Wooden Mirror

From UBC Wiki
Wooden Mirror
Title: Wooden Mirror
Date: 1999
Artist: Daniel Rozin
Medium: Interactive Sculpture using wood, control electronics, video camera, and computer
Dimensions: W 67”xH 80”xD 10”
Link: http://www.smoothware.com/danny/woodenmirror.html

Wooden Mirror

Formal Analysis

Wooden Mirror is artist Daniel Rozin's first instillation in the series Mechanical Mirrors. The interactive instillation "mirrors" in this series are made up of video cameras, motors, and computers to form a board that reflects any viewer's image through moving objects made of unreflective materials. This mechanism allows for the Mechanical Mirrors to change and respond to a viewer's presence in real time, ultimately recreating a visual representation of the viewer by placing them as an active participant in the artwork [1]. Despite variation in material, each mirror in the series shares an exact behavior and interaction so that a person is instantly reflected in any mirror piece they stand in front of.[2]. Wooden Mirror focuses on the relationship between digital and physical with it's use of natural material to display abstract concepts of digital pixels [3]. Wooden Mirror is celebrated for its kinetic and interactive properties, as well as its merge of geometry and participation [4].

Exhibition Techniques

The Wooden Mirror has 830 pieces of wood each about 40 mm square arranged into an octagon of 35 x 29. Each piece of wood is connected to a servo motor that can tilt it about 30º up and down. The whole piece is lit from above with a few spot lights, in a way that when the pieces are tilted upwards they become brighter, and when they tilt downwards they become darker. The servo motors can position each piece in 255 positions theoretically yielding 255 gray levels per piece. Each 8 servo motors are connected to a serial servo controller which is a small circuit that takes serial commands and controls the motors. There are 108 such controllers in the mirror. Each 11 controllers share a serial communication line to the computer. There are 10 serial communication lines going to the computer, the two built in ports plus 8 more on an add-on board. Also connected to the controllers are 4 power supplies supplying 100 amps of electricity for the motors. In the center of the Mirror a tiny video camera is concealed. It sends the viewer's picture to the computer via the AV port. The software on the computer (Macintosh 8600 AV) is a combination of custom software written in C and Macromedia Director. The software digitizes the video and reduces its size to 35 X 29 pixels. It then converts the color information into gray levels and adjusts the brightness of each pixel to compensate for the various shades of the wood pieces. The software then compares the state of the wooden mirror to the required image and sends commands to the mirror to change the position of only those pieces that need to be moved. This reduces the amount of information that needs to be sent and allows the mirror to refresh itself about 15 times per second, resulting in smooth motion.[5]

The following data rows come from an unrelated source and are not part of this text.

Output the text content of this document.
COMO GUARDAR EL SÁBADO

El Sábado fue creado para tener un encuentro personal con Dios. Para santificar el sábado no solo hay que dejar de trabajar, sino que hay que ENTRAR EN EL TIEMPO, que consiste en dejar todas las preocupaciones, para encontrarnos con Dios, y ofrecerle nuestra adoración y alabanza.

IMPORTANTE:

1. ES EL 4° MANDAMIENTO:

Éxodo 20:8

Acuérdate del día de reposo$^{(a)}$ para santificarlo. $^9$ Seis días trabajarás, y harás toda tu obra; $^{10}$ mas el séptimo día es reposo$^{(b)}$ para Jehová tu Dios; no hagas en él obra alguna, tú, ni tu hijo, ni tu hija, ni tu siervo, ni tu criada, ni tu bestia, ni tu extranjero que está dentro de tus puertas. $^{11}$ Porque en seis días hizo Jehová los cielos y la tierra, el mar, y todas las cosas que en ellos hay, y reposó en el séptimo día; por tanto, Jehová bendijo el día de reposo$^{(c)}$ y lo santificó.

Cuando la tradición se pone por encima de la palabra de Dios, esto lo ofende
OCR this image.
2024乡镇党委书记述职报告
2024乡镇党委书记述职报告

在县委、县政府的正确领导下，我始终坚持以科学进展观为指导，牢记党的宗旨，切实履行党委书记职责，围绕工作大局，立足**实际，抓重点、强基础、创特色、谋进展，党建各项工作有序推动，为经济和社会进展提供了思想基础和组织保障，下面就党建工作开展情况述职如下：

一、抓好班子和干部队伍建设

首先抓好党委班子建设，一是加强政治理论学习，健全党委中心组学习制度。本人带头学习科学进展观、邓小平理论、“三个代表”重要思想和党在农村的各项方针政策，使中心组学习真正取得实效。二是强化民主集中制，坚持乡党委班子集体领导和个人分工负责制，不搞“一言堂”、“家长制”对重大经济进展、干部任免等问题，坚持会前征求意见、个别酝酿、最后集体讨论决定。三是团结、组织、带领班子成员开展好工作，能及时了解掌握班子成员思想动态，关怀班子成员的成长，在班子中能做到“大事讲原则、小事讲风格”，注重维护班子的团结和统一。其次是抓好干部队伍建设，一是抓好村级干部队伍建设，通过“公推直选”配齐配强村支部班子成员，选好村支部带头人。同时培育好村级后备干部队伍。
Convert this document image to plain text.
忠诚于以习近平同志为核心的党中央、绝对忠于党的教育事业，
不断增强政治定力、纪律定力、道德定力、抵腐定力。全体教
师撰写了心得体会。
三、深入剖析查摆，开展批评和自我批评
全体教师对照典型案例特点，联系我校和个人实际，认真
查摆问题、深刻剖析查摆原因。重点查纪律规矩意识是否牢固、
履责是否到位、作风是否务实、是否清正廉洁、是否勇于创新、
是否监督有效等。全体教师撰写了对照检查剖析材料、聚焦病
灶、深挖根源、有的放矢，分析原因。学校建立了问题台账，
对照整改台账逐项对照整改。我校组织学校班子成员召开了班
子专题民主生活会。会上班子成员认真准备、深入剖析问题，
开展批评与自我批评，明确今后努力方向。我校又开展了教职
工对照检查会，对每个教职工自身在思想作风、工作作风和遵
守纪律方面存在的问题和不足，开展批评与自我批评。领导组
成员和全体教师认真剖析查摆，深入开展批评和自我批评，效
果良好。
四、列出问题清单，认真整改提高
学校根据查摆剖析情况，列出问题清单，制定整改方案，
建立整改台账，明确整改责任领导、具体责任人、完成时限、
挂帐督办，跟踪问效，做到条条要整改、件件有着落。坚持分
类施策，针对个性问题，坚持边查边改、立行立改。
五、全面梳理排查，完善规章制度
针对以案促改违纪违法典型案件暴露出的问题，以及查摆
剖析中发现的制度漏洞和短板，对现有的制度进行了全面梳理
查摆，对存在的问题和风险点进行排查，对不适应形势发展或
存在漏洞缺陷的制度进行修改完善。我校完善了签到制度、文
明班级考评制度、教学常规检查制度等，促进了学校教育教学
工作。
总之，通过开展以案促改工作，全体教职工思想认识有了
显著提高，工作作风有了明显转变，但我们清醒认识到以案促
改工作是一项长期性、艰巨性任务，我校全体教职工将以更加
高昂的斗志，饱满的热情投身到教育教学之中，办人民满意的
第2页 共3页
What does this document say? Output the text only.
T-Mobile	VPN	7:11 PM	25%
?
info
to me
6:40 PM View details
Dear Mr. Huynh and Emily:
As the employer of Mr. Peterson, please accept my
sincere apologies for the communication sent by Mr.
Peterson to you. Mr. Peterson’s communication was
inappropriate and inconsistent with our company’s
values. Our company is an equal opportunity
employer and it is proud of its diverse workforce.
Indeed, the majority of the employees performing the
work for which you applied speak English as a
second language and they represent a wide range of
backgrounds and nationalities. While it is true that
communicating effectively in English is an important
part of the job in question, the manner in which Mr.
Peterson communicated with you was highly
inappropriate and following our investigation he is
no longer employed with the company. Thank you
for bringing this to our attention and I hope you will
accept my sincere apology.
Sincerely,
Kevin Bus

Close-up view of Wooden Mirror mechanism

Emotional Outcomes of Wooden Mirror

In W Hotel Seoul, there is Daniel Rozin’s one work of Wooden Mirrors[1]. This interactive work of art has the size of 365.8 x 182.9 x 2.5 cm and consists of wood, motors, CPU, camera, and software, showing the same system and likeness as other Wooden Mirrors but a rectangular frame. Thanks to a combination with state-of-the-art technology and his original ideas, this work was created with hundreds of wooden pixels which reflect a front figure on the surface, which seems to illustrate ‘the physicality warmth and beauty of a wooden mirror.[6]’ By inserting a brilliant, unique work of Daniel Rozin between an entity and a mirror as the meaning of reflection, the response to the presence of observers in the almost real time leads to other extended thoughts with the representation of ‘a blurry figure’ but ‘exact identity’. If you get close to this Wooden Mirror, you might listen to particular sound[2] which is from the slight, quick movement of tiny motors in order to turn angles of the wooden pieces, and this may remind you of busily passing many-legged chilopods.